For dinner with the wolf I wear the green dress, the one that sparkles. Our waiter’s fingers wobble as he scribbles—2 rib-eye steaks, rare. The wolf orders for me, confident I share his love of bleeding meat, and smiles without thought to his incisors.
Your dress is gorgeous, says the wolf, I love that colour on you. His tongue swirls around “love”, reluctant to let it go.
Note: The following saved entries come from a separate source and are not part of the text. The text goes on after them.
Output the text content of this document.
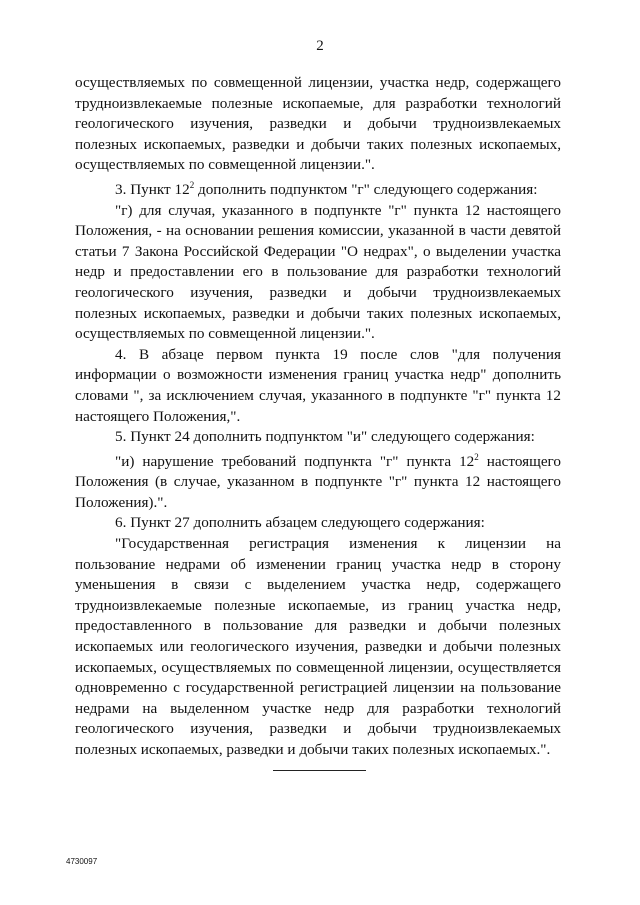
2

осуществляемых по совмещенной лицензии, участка недр, содержащего трудноизвлекаемые полезные ископаемые, для разработки технологий геологического изучения, разведки и добычи трудноизвлекаемых полезных ископаемых, разведки и добычи таких полезных ископаемых, осуществляемых по совмещенной лицензии.".

3. Пункт $12^2$ дополнить подпунктом "г" следующего содержания:

"г) для случая, указанного в подпункте "г" пункта 12 настоящего Положения, - на основании решения комиссии, указанной в части девятой статьи 7 Закона Российской Федерации "О недрах", о выделении участка недр и предоставлении его в пользование для разработки технологий геологического изучения, разведки и добычи трудноизвлекаемых полезных ископаемых, разведки и добычи таких полезных ископаемых, осуществляемых по совмещенной лицензии.".

4. В абзаце первом пункта 19 после слов "для получения информации о возможности изменения границ участка недр" дополнить словами ", за исключением случая, указанного в подпункте "г" пункта 12 настоящего Положения,".

5. Пункт 24 дополнить подпунктом "и" следующего содержания:

"и) нарушение требований подпункта "г" пункта $12^2$ настоящего Положения (в случае, указанном в подпункте "г" пункта 12 настоящего Положения).".

6. Пункт 27 дополнить абзацем следующего содержания:

"Государственная регистрация изменения к лицензии на пользование недрами об изменении границ участка недр в сторону уменьшения в связи с выделением участка недр, содержащего трудноизвлекаемые полезные ископаемые, из границ участка недр, предоставленного в пользование для разведки и добычи полезных ископаемых или геологического изучения, разведки и добычи полезных ископаемых, осуществляемых по совмещенной лицензии, осуществляется одновременно с государственной регистрацией лицензии на пользование недрами на выделенном участке недр для разработки технологий геологического изучения, разведки и добычи трудноизвлекаемых полезных ископаемых, разведки и добычи таких полезных ископаемых.".

4730097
Our orders come trembling as I wave the compliment away, careful to make sure the sweep of my gaze does not light on his eyes. It’s suicide to look a wild animal square in the eyes, they consider it a challenge or something.
After dinner we dance. The wolf knows a disco place, and we walk there and people on the road scatter, not looking at the wolf like they heard the suicide thing, too.
I shimmy in the middle, and the wolf jerks around me in wide arcs. He isn't that great on his hind legs to begin with, and 70s disco makes things worse.
Maybe it’s the Earth, Wind and Fire, or the rosé still warm in my stomach, or the disco ball reflecting a thousand shrieking evacuations. It could be any of those things that makes me dizzy. The kind of dizzy where you have to stop and fix your eyes on something to steady you.
The wolf's eyes are scary. I sense him drop on all fours and start to circle closer.